Validate before reporting success:

- `dab validate --config data-api/dab-config.json` exits with code 0.
- `dotnet run --project aspire-apphost` starts the complete local environment.
- A direct database query confirms the seeded table exists and contains rows.
- DAB `/health` returns a 2xx response.
- A browser-origin request from each web app origin receives an `Access-Control-Allow-Origin` response header that matches that origin.
- The web app loads anonymously and does not contain MSAL code.
- REST and GraphQL return seeded rows anonymously.
- A valid bearer token for the configured audience is accepted by DAB and maps to `authenticated`.

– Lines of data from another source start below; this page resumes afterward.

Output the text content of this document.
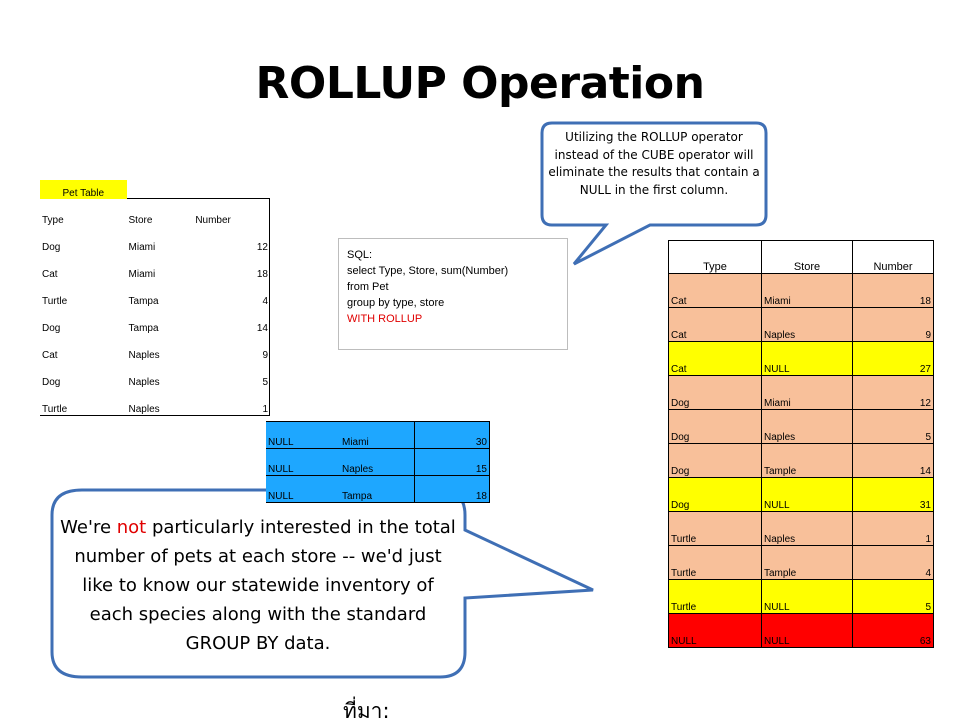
ROLLUP Operation
Utilizing the ROLLUP operator instead of the CUBE operator will eliminate the results that contain a NULL in the first column.
Pet Table		
Type	Store	Number
Dog	Miami	12
Cat	Miami	18
Turtle	Tampa	4
Dog	Tampa	14
Cat	Naples	9
Dog	Naples	5
Turtle	Naples	1
SQL:
select Type, Store, sum(Number)
from Pet
group by type, store
WITH ROLLUP
NULL	Miami	30
NULL	Naples	15
NULL	Tampa	18
Type	Store	Number
Cat	Miami	18
Cat	Naples	9
Cat	NULL	27
Dog	Miami	12
Dog	Naples	5
Dog	Tample	14
Dog	NULL	31
Turtle	Naples	1
Turtle	Tample	4
Turtle	NULL	5
NULL	NULL	63
We're not particularly interested in the total number of pets at each store -- we'd just like to know our statewide inventory of each species along with the standard GROUP BY data.
ที่มา:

- MCP Inspector can list DAB tools and call `describe_entities` or an equivalent DAB MCP tool.
- SQL Commander opens and shows seeded tables.
- The web site returns a successful HTTP response.

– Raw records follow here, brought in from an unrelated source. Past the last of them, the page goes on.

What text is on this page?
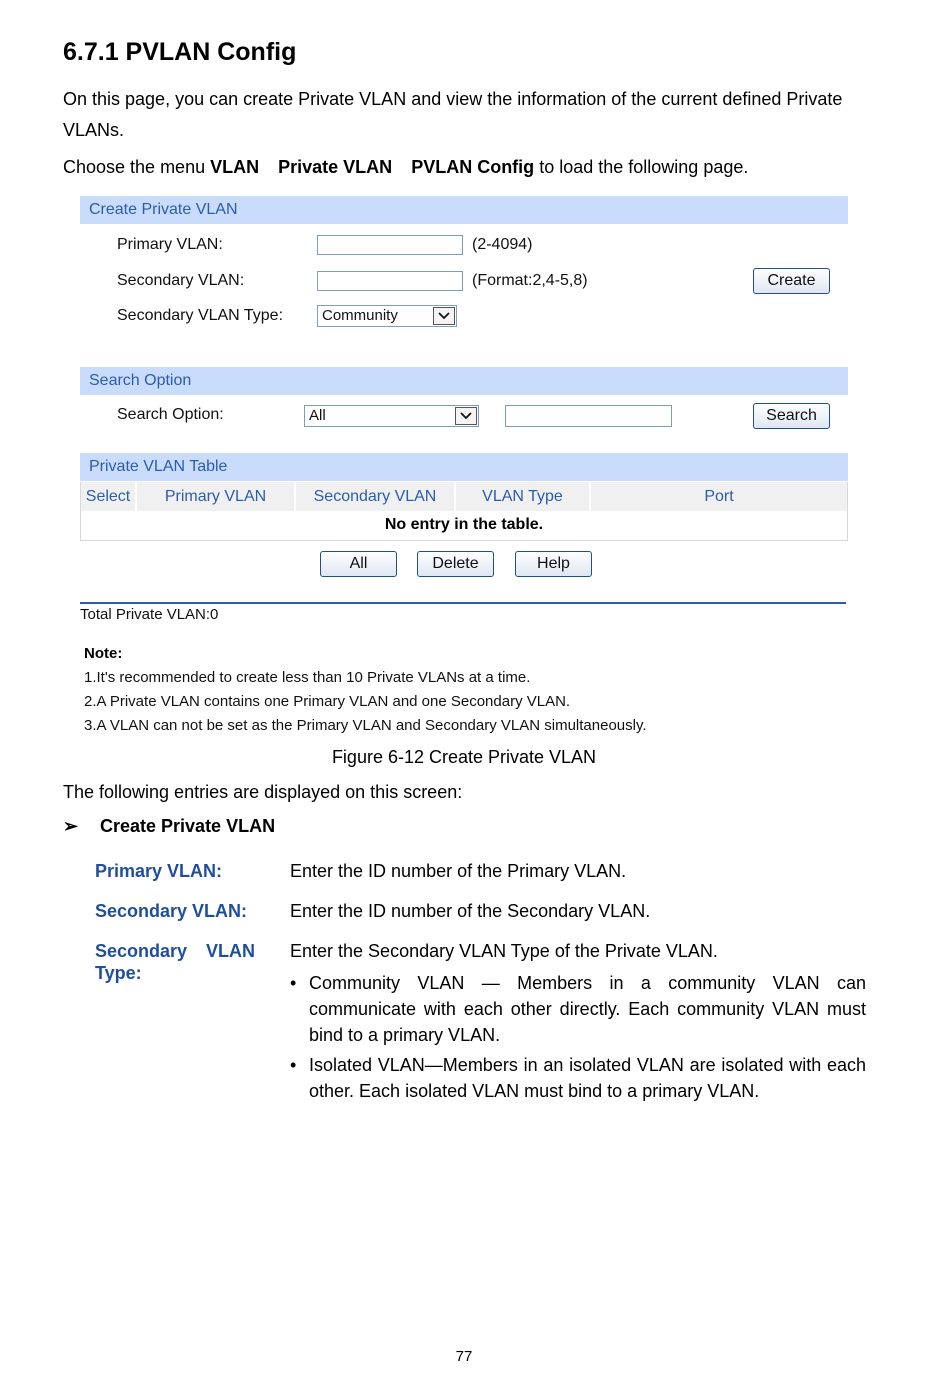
6.7.1 PVLAN Config
On this page, you can create Private VLAN and view the information of the current defined Private VLANs.
Choose the menu VLAN Private VLAN PVLAN Config to load the following page.
Create Private VLAN
Primary VLAN:	(2-4094)
Secondary VLAN:	(Format:2,4-5,8)
Secondary VLAN Type:	Community
Create
Search Option
Search Option:	All	Search
Private VLAN Table
Select	Primary VLAN	Secondary VLAN	VLAN Type	Port
No entry in the table.
All	Delete	Help
Total Private VLAN:0
Note:
1.It's recommended to create less than 10 Private VLANs at a time.
2.A Private VLAN contains one Primary VLAN and one Secondary VLAN.
3.A VLAN can not be set as the Primary VLAN and Secondary VLAN simultaneously.
Figure 6-12 Create Private VLAN
The following entries are displayed on this screen:
➢ Create Private VLAN
Primary VLAN:	Enter the ID number of the Primary VLAN.
Secondary VLAN:	Enter the ID number of the Secondary VLAN.
Secondary VLAN Type:
Enter the Secondary VLAN Type of the Private VLAN.
• Community VLAN — Members in a community VLAN can communicate with each other directly. Each community VLAN must bind to a primary VLAN.
• Isolated VLAN—Members in an isolated VLAN are isolated with each other. Each isolated VLAN must bind to a primary VLAN.
77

- The app registration, audience, issuer, and tenant match DAB configuration.
- In Azure, the DAB Container App has a system-assigned managed identity and uses passwordless Azure SQL.

Do not report final URLs, asset locations, or a success summary until you directly verify database connectivity and query results, a 2xx DAB health response, and a successful web site response. This validation ensures the sample works without requiring the developer to check.